The ratings agency estimates that the company had around €550 million in its cashbox on 30 June (it had €534.6 million at the end of 2020), but given that the operational cashflow is expected to be “profoundly negative” this could be insufficient to cover its total liquidity needs over the coming 12 months.
S&P estimates that the €1.2Bn injected into the company in 2020 – which resulted in a complaint from Ryanair to the European Union General Court – was again approved by the EU Commission in July but will have been all used up by the end of June.
In May, the airline also received a further €462 million approved by Brussels on the back of a compensation package related to losses as a result of Covid-19 and which will also be extended beyond the initial period of March to June, 2020.

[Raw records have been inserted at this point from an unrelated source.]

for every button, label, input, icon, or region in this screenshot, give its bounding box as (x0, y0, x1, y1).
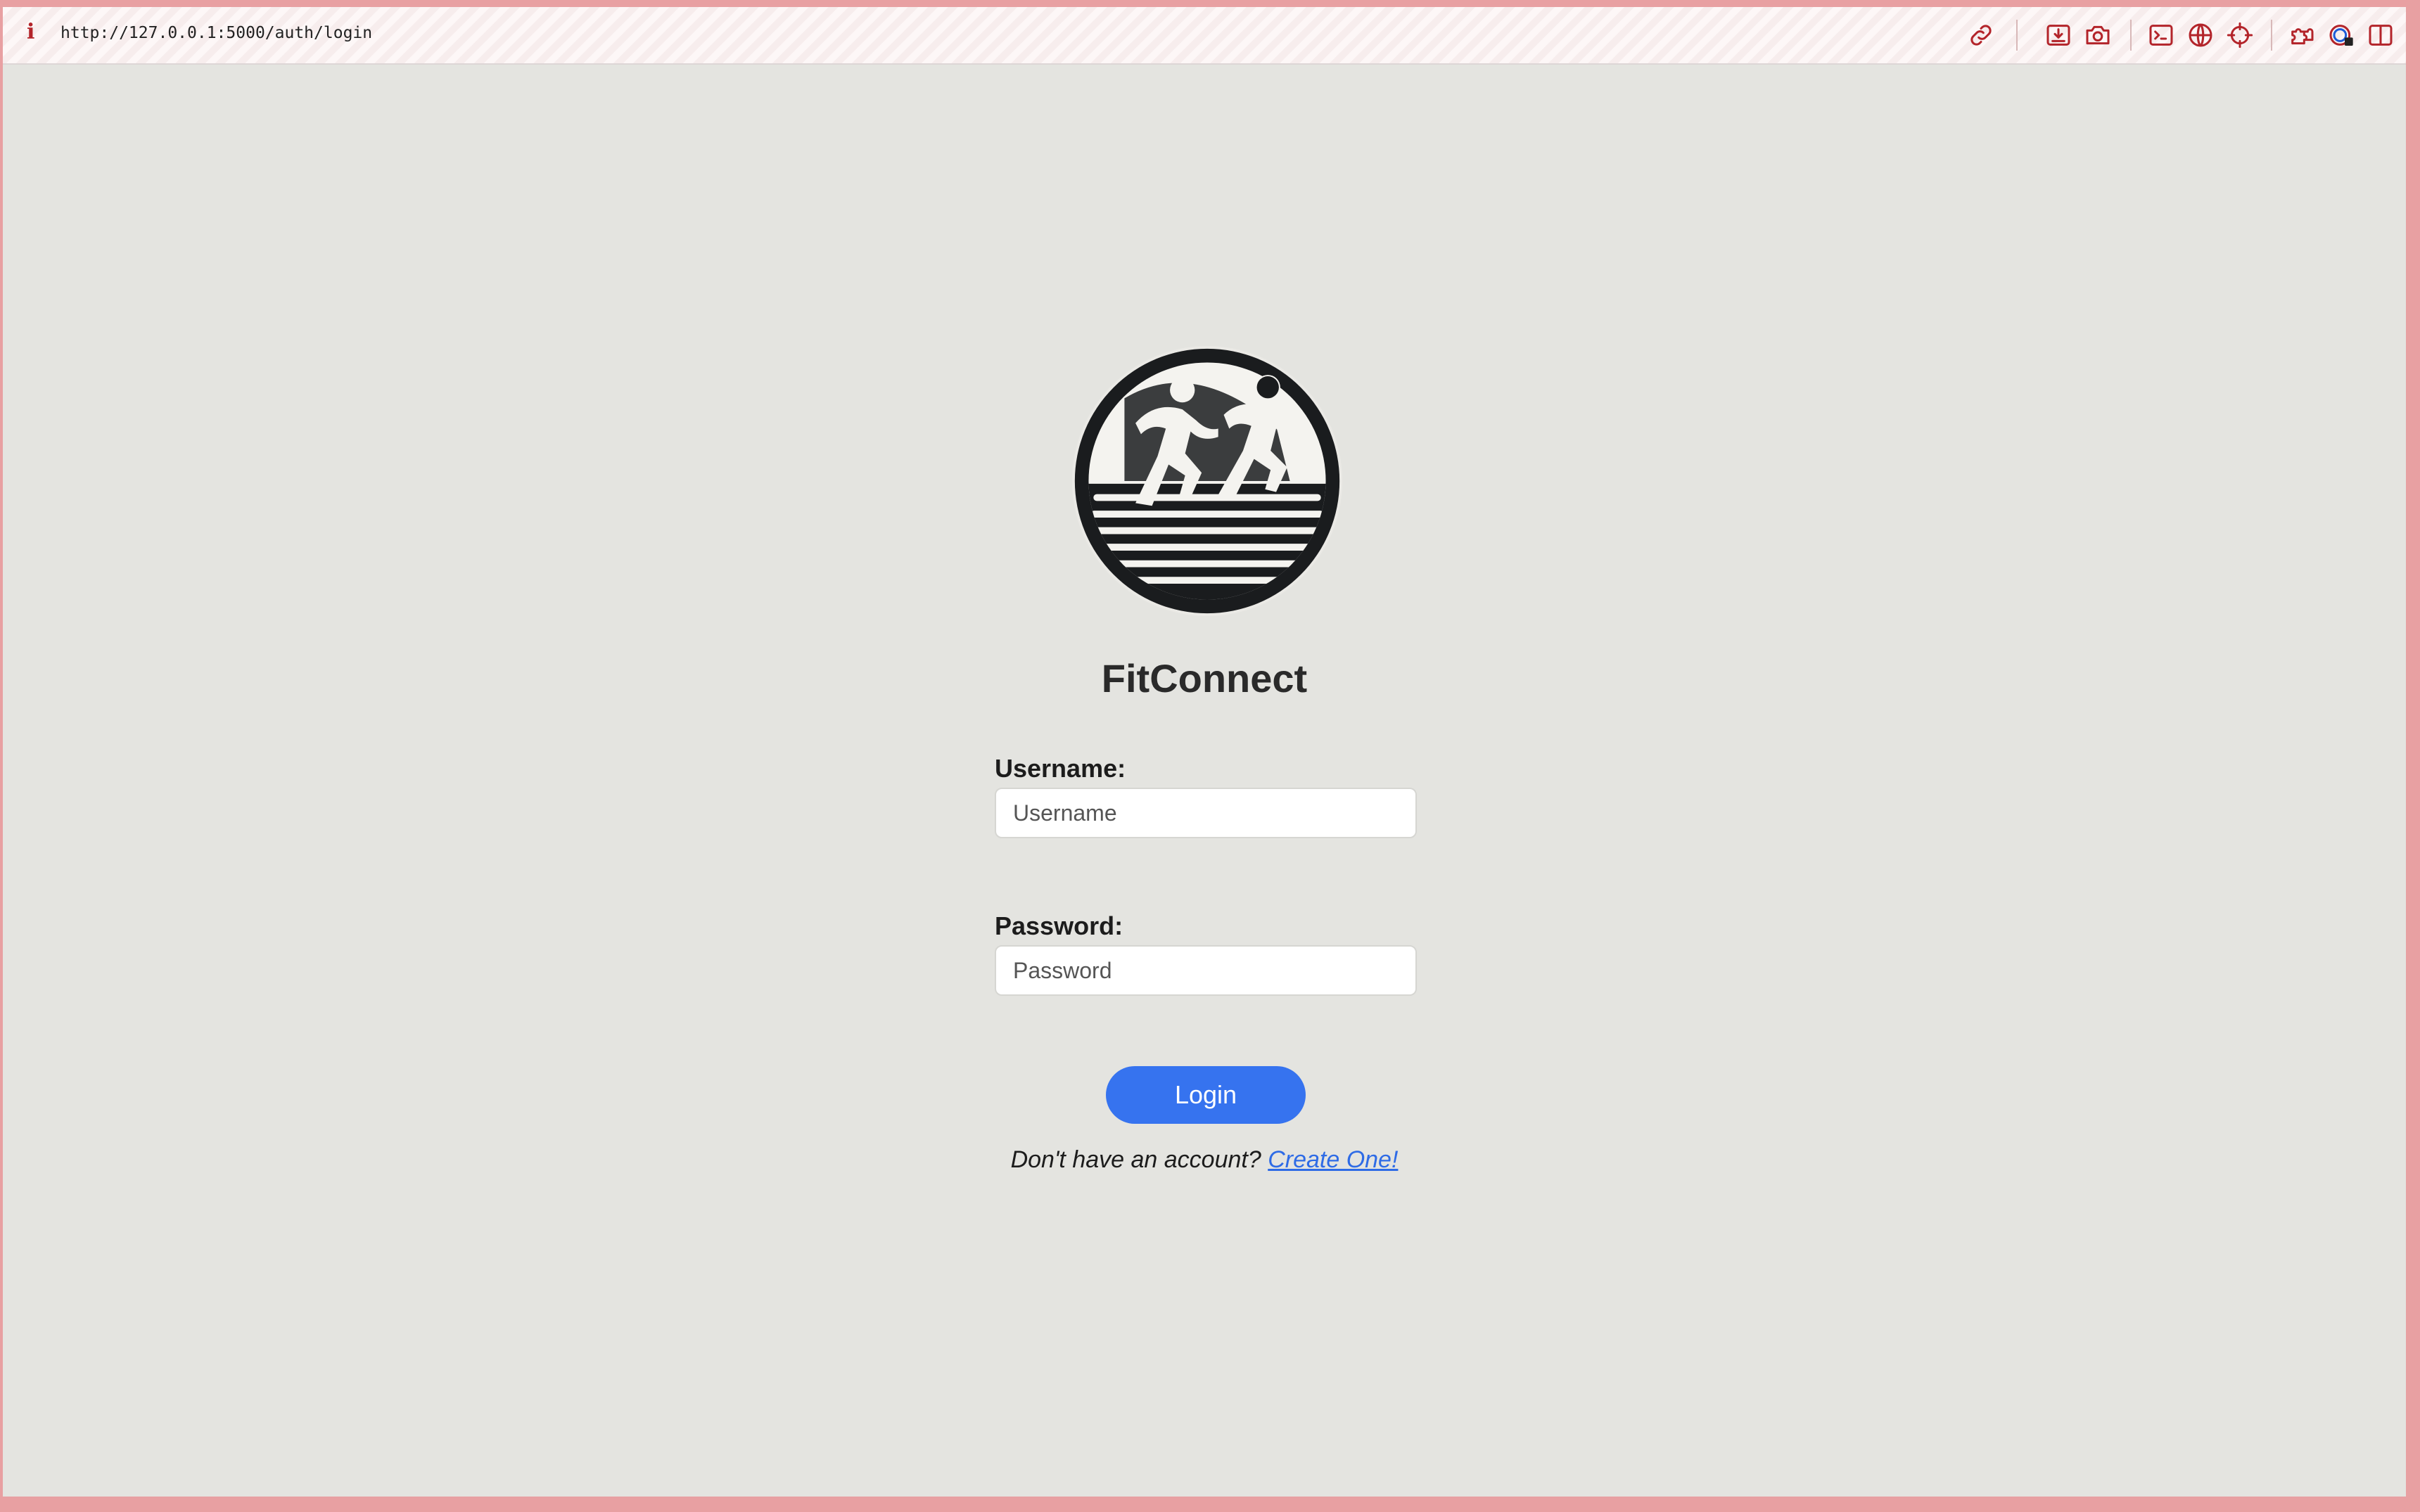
toolbar-divider (2130, 20, 2132, 51)
sidebar-icon[interactable] (2367, 21, 2395, 49)
puzzle-icon[interactable] (2288, 21, 2316, 49)
download-icon[interactable] (2044, 21, 2072, 49)
browser-window: i http://127.0.0.1:5000/auth/login FitCo… (3, 7, 2406, 1497)
site-info-icon[interactable]: i (27, 20, 34, 44)
password-manager-icon[interactable] (2327, 21, 2355, 49)
login-page: FitConnect Username: Password: Login Don… (3, 65, 2406, 1497)
password-label: Password: (995, 911, 1123, 940)
create-account-link[interactable]: Create One! (1268, 1146, 1398, 1173)
username-input[interactable] (995, 788, 1417, 838)
address-bar[interactable]: http://127.0.0.1:5000/auth/login (60, 24, 372, 42)
signup-prompt-text: Don't have an account? (1010, 1146, 1261, 1173)
login-button[interactable]: Login (1106, 1066, 1306, 1124)
runners-logo-icon (1069, 343, 1345, 619)
username-label: Username: (995, 754, 1126, 783)
signup-prompt: Don't have an account? Create One! (3, 1146, 2406, 1174)
app-title: FitConnect (1101, 656, 1308, 700)
terminal-icon[interactable] (2147, 21, 2175, 49)
toolbar-divider (2271, 20, 2272, 51)
password-input[interactable] (995, 945, 1417, 996)
toolbar-divider (2016, 20, 2018, 51)
link-icon[interactable] (1967, 21, 1995, 49)
globe-icon[interactable] (2186, 21, 2215, 49)
browser-toolbar: i http://127.0.0.1:5000/auth/login (3, 7, 2406, 65)
camera-icon[interactable] (2084, 21, 2112, 49)
crosshair-icon[interactable] (2226, 21, 2254, 49)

The agency stresses that the Portuguese Government has not yet received the approval of the European Commission for additional public financial aid for TAP, but continues to see “a moderately high probability that the Portuguese Government will be given the green light to proceed with an extraordinary cash lifeline to TAP should that — and it almost certainly looks like it will — be necessary.
Meanwhile the baggage handling company Groundforce which is responsible for contracts with TAP now has enough revenue to enable the troubled company to pay its salaries and operational costs.
Groundforce, whose controlling share had been owned by removals and logistics mogul Alfredo Casimiro is currently being propped up by TAP and is technically insolvent. A case is going through the insolvency courts. The company is seeking a buyer with several interested parties said to be in negotiations for its control.